A Storm of Light
Forgive Us Our Trespasses
The sinister, serpent-like spoken word intro and interludes(Law of Nature 1, 2, & 3) over stark instrumentation sows together the thick doomy tracks on the sophomore effort of Brooklyn's A Storm of Light. Josh Graham's vocals are dreamy and powerful in the same breath, he sounds like a man resigned to a fate, slow and painful. Amber Waves of Gray is sluggish, with guitars like molasses, and trudges like rusty sentinel through rain-soaked trenches. The Light In Their Eyes drifts ethereally and on the wings of saddened violin and a martial beat until breathy synths and sharp crackling notes pierce the weighty atmosphere of the song.

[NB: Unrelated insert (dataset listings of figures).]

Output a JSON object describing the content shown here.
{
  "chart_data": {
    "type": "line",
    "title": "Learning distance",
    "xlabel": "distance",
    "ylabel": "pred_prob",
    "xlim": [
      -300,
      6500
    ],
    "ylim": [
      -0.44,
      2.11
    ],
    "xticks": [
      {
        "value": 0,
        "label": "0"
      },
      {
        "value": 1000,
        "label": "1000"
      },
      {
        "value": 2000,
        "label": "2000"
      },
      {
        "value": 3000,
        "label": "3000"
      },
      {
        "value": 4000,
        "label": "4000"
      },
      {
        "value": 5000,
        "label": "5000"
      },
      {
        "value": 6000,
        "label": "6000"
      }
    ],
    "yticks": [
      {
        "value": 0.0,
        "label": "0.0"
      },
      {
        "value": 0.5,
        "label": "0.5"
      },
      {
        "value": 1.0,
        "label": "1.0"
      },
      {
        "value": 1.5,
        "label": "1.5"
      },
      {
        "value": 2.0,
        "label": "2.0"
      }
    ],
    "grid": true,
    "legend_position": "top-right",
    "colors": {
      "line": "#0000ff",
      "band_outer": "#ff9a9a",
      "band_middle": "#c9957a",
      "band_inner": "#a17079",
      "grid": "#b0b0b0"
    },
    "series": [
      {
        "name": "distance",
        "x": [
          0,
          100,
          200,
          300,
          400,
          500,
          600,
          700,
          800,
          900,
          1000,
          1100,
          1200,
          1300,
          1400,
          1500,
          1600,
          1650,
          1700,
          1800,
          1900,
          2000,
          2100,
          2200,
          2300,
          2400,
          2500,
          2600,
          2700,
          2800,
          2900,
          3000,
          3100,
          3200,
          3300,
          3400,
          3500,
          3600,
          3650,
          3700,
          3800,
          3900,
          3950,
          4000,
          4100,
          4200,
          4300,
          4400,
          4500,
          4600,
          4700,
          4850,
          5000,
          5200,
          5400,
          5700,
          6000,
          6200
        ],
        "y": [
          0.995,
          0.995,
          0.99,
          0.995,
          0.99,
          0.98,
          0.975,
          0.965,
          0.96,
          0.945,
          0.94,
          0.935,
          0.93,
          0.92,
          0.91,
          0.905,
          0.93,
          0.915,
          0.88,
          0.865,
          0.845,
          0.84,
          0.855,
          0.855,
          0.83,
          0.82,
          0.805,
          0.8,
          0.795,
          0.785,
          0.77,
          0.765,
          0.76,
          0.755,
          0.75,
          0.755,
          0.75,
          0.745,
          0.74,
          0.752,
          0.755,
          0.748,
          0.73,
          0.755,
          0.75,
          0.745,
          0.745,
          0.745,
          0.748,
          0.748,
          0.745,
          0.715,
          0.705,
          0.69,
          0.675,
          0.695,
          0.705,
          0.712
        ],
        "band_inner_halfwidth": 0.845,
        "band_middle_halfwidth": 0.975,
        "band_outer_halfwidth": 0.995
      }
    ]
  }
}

Cool and calculated, Trouble is Near innocuously slinks in under the radar with until it explodes with stone-dead vocals and shrill hammering that pound their way through the veil of darkness that surround them. An air of mystery and despair surround Across the Wilderness as symbolic chimes and gypsy female vocals form a ritualistic texture to the track. Giant riffs. like scarred tors piercing the barren landscape crush everything underneath as they topple under their own weight. A Storm of Light's second album, a solemn ode to environmental destruction and shambling riffs, is fairly cold and feels like fading emotion, life. A bit of monotony sets in towards the album's middle though i think this helps achieve paint a mood of a planet floating in the face of extinction. There is a bleakness to Forgive Us Our Trespasses that belies the lyrical content, lifeless and cold.